La moglie aggiunse al suo nome il nome di Maria.
Il Battesimo fu amministrato da S. E. Mons. Traglia in forma strettamente privata.

Ritornato nella sua abitazione, Zolli fu improvvisamente svegliato durante la notte da una telefonata del corrispondente di un’agenzia stampa americana: “Si dice che oggi lei è stato battezzato. Se non è vero, voglia smentire la notizia. Se è vero, domattina sarà pubblicata sui giornali”.
Zolli, meravigliato e stupito per quella inaspettata telefonata, semplicemente rispose che non poteva smentire la notizia. E la mattina seguente i giornali a Roma, in America e in altre nazioni pubblicarono la singolare notizia del Gran Rabbino di Roma che era diventato cattolico.

La famiglia Zolli, che abitava nelle vicinanze della sinagoga, da quel giorno non ebbe più pace. Si susseguivano le telefonate da parte degli antichi correligionari, piene di insulti e di minacce... Non mancarono alcuni che cercarono di gettare fango sulla persona di Zolli... era urgente un trasferimento... la moglie e la figlia furono ospitate in un convento di suore e Zolli fu accolto nell’Università Gregoriana.

Qualche giorno dopo, nella cappella della Gregoriana, Zolli ricevette con la moglie il sacramento della Cresima, che venne amministrata dall’ex Vescovo di Trieste Mons. Fogar, che aveva conosciuto al tempo della sua permanenza in città. Il padre Dezza, S. J., amministrò ai due coniugi la prima Comunione.
Pochi giorni dopo ebbe luogo l’udienza privata con Pio XII.

Durante la sua permanenza alla Gregoriana, Zolli ricevette numerose visite di amici e nemici; fra gli altri, alcuni Ebrei americani, che fecero pressione per un suo ritorno all’Ebraismo, offrendogli qualunque somma egli desiderasse.
Zolli rifiutò.

Si racconta che un giovane israelita aveva fatto una telefonata anonima a casa di Zolli, augurando ad ogni membro della famiglia una tomba con la sua croce. Zolli rispose: «Disse San Paolo: “Se viviamo, viviamo per il Signore (Domino vivimus); se moriamo, moriamo per il Signore (Domino morimur), sia dunque che noi viviamo, sia che moriamo, siamo del Signore (Domini sumus)” (Cfr. Rom 14, 8).

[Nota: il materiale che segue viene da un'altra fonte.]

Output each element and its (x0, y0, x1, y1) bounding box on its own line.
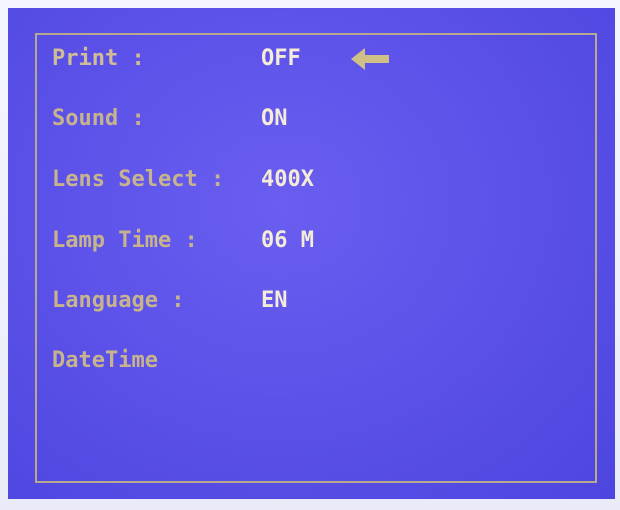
menu-item-label: DateTime (52, 348, 158, 373)
menu-item-label: Sound : (52, 106, 145, 131)
menu-item-label: Language : (52, 288, 185, 313)
lcd-screen: Print : OFF Sound : ON Lens Select : 400… (8, 8, 615, 499)
menu-item-lamp-time[interactable]: Lamp Time : 06 M (52, 224, 572, 258)
menu-item-print[interactable]: Print : OFF (52, 42, 572, 76)
menu-item-language[interactable]: Language : EN (52, 284, 572, 318)
settings-menu: Print : OFF Sound : ON Lens Select : 400… (52, 42, 572, 402)
left-arrow-icon (351, 48, 389, 70)
menu-item-value: OFF (261, 46, 301, 71)
menu-item-lens-select[interactable]: Lens Select : 400X (52, 163, 572, 197)
menu-item-label: Lens Select : (52, 167, 225, 192)
menu-item-value: 400X (261, 167, 314, 192)
monitor-bezel: Print : OFF Sound : ON Lens Select : 400… (0, 0, 620, 510)
menu-item-value: EN (261, 288, 288, 313)
menu-item-datetime[interactable]: DateTime (52, 344, 572, 378)
menu-item-label: Print : (52, 46, 145, 71)
menu-item-label: Lamp Time : (52, 228, 198, 253)
menu-item-value: 06 M (261, 228, 314, 253)
menu-item-sound[interactable]: Sound : ON (52, 102, 572, 136)
menu-item-value: ON (261, 106, 288, 131)
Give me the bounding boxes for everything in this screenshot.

Da questo episodio, Zolli prese spunto per lasciare scritto: «rivolgo a chi vorrà occuparsi
un giorno pietosamente della mia sepoltura di voler collocare sulla mia tomba una semplice croce con la scritta: “Domino morimur - Domini sumus”; e poi in fondo il mio nome e cognome.

Sofferente di cuore e vicino ai 75 anni, le sue forze andavano scemando sempre più.
Si spense serenamente, il 2 marzo 1956 (primo venerdì del mese) alle 14,30, accompagnato da una ferma fiducia nella misericordia del Signore. Le sue ultime parole, dopo aver ricevuto il Viatico, furono: «Spero che il Signore mi perdonerà i miei peccati. Per il resto mi affido a Lui».

Eugenio Zolli riposa nel cimitero del Verano a Roma.